Считается, что эти физиологические процессы являются частью процесса импринтинга (Bowlby 1969), хотя в вопросе о его временных рамках специалисты расходятся во мнениях (Kennell et al 1975, Davis-Floyd 2003). Большая часть работы Кеннелла (Kennell et al 1975) посвящена подтверждению гипотезы о том, что контакт мать-ребенок в сенситивный период влияет на последующее материнское поведение матери, а также воздействует на развитие ребенка. Кеннелл и его коллеги предположили, что этот контакт помогает матери сформировать ментальный образ своего ребенка и что если взаимодействие с ребенком в сенситивный период нарушается, насилие над детьми увеличивается (Kennell et al 1975). Дэвис-Флойд (2003) подтверждает это тем, что в представлении матери, бьющей своего ребенка, ментальный образ ребенка обычно существенно отличается от его настоящей внешности.

Несмотря на критику теории о том, что контакт матери с ребенком в сенситивный период влияет на формирование материнского поведения (Goldberg 1983, Eyer 1994), недавнее исследование возможно подтвердит выводы, сделанные в работе Кеннелла и коллег.

Быстрова (Bystrova 2008) провела рандомизированное исследование для оценки взаимодействия между 176 матерями и их детьми, которым был обеспечен контакт кожа к коже в течение первых двух часов после рождения. Результаты всего лишь одного аспекта исследования – «влияния близости матери и ребенка в противоположность разлуке после рождения» – показывают, что осознанное материнство начинается до рождения и продолжается всю жизнь. Целуя, обнимая и разглядывая своего ребенка, мать показывает свою любовь по отношению к нему.
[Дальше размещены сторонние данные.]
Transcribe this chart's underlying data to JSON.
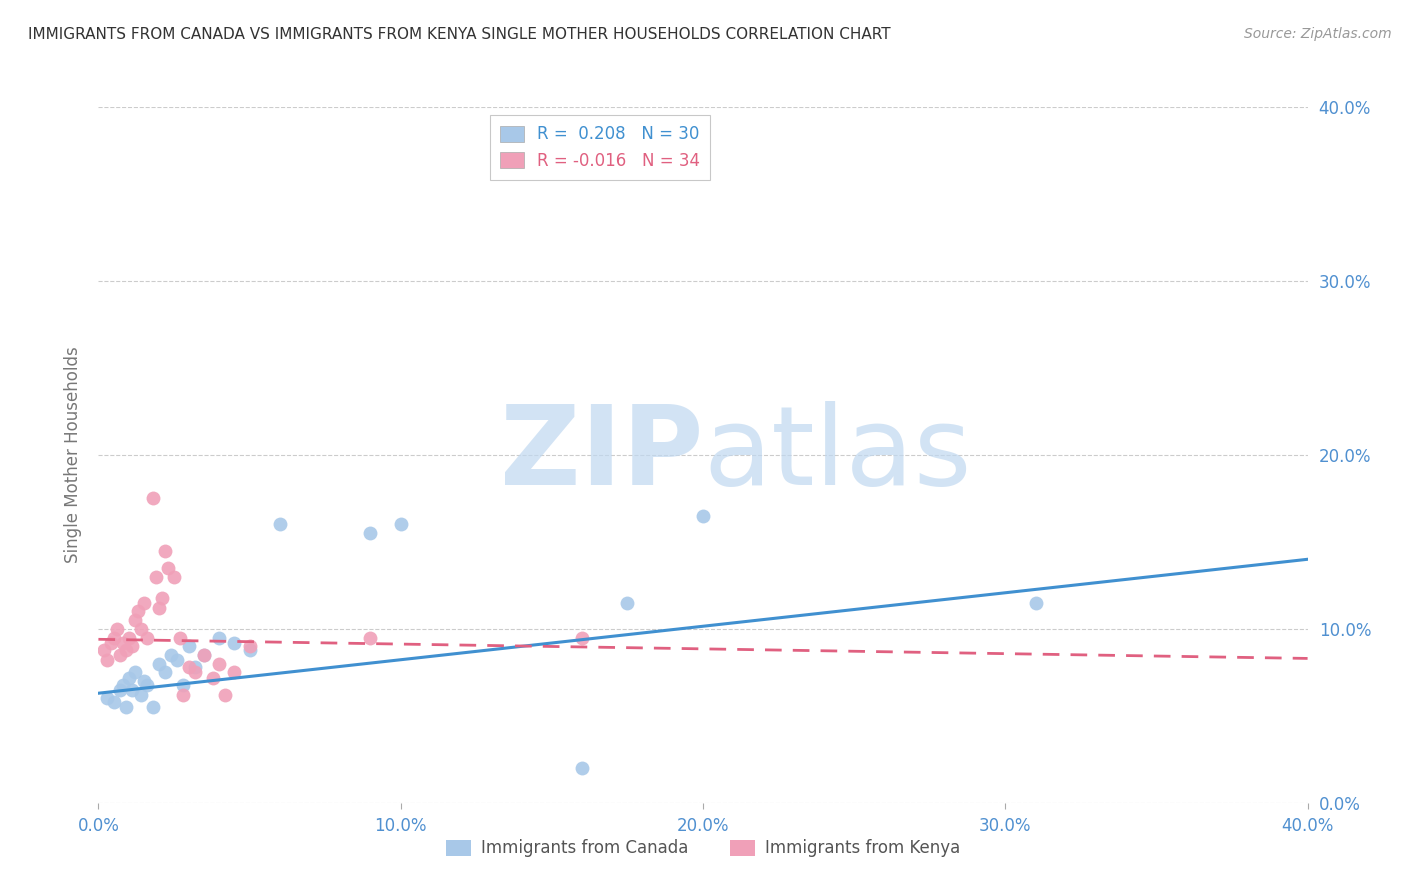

Такое поведение улучшает отношения матери и ребенка и играет чрезвычайно важную роль в развитии чувствительности матери, саморегуляции ребенка и взаимных отношений в паре в первый год жизни (Bystrova 2008).

Последствия ненадежной привязанности

При исследовании ненадежной привязанности я была потрясена и опечалена степенью дистресса, испытываемой детьми с этим типом привязанности и последующими последствиями для психики в течение всей жизни. Как было сказано выше, при невербальном общении в раннем детстве мать или другой человек, заботящийся о ребенке, регулирует и положительные, и отрицательные состояния ребенка (Schore 2002). Эта коммуникация также регулирует деятельность центральной и вегетативной нервной системы (Schore 2002). Стресс или тревожность во время беременности приводят к рождению недоношенных и маловесных детей и оказывают влияние на гипоталамо-гипофизарно-надпочечниковую систему ребенка, что возможно приводит к ее подавлению позже в жизни (clover 1997). Это является скорее следствием присутствия матери, чем ее отсутствия. Мать, находящаяся в состоянии стресса, имеет трудности в регулироваии состояния своего ребенка (Cerhardt 2004, Sroufe 2005).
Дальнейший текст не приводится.